Perseroan memiliki terminal tangki yang besar di pelabuhan laut Indonesia untuk penanganan bahan kimia serta minyak bumi, di mana saat ini beroperasi pada beberapa pelabuhan laut dan pelabuhan sungai utama di Indonesia.
Pada tahun ini AKRA membidik penjualan tumbuh 20-25% atau mencapai sekitar Rp21-22 triliun dibandingkan proyeksi pada akhir 2011 yang diperkirakan mencapai Rp18 triliun-18,5 triliun.
Kenaikan penjualan ini ditopang kondusifnya ekonomi Indonesia yang ditargetkan tumbuh 6,7% dan akan berdampak pada fundamental ekonomi Indonesia, sehingga meningkatkan daya beli masyarakat.
Sementara adanya mengenai krisis yang terjadi di kawasan Eropa, perseroan berkeyakinan tidak akan mengganggu kinerjanya pada tahun ini.

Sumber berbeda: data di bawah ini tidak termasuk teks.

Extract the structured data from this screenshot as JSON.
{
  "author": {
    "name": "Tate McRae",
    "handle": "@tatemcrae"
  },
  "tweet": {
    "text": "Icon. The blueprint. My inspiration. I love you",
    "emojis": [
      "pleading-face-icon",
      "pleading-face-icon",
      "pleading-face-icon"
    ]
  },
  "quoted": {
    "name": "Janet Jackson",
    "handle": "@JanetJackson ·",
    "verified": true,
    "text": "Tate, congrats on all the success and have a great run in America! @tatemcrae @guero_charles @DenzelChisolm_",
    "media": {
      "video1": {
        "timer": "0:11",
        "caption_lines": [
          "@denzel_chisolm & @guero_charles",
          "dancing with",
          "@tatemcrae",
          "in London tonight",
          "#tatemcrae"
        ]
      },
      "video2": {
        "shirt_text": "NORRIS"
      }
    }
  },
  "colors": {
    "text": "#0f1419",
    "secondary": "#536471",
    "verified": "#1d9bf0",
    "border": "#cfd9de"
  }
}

Hal ini disebabkan pasar domestik Indonesia cukup besar untuk menyerap komoditas energi seperti Bahan Bakar Minyak (BBM), sehingga krisis Eropa tidak akan memberikan pengaruh.
Analis Samuel Sekuritas Yualdo Yudoprawiro dalam risetnya mengatakan dalam pengembangan usahanya, diperkirakan beberapa tank terminal untuk petroleum dan kimia yang tengah dibangun dapat beroperasi pada pertengahan 2012.
"Dengan demikian, kapasitas tank terminal AKRA bertambah sekitar 76,500 kilo liter (KL) menjadi 619,150 kilo liter (KL),’ ujarnya.
Untuk mendukung langkah ini perseroan mengalokasikan dana belanja modal tahun ini sekitar Rp1,24 triliun yang berasal dari kas internal.
Dana tersebut akan digunakan untuk pembelian kapal-kapal seperti kapal tongkang, SPOB dan termasuk biaya untuk tank terminal serta peningkatan kualitas jalan pengangkutan batubara di Kalimantan (Tapin dan Muara Teweh).
Menurut Yualdo, melihat kinerja perseroan ke depan pihaknya merekomendasikan beli (buy) untuk saham AKRA karena pihaknya melihat target perseroan relatif konservatif berbanding dengan estimasinya sementara potensi pertumbuhan petroleum dan logistik batubara masih menjanjikan.
Pada penutupan perdagangan Kamis (19/1), saham AKRA berada pada level Rp3.500 per saham, dengan volume sebanyak 29,17 juta lembar saham senilai Rp103,39 miliar.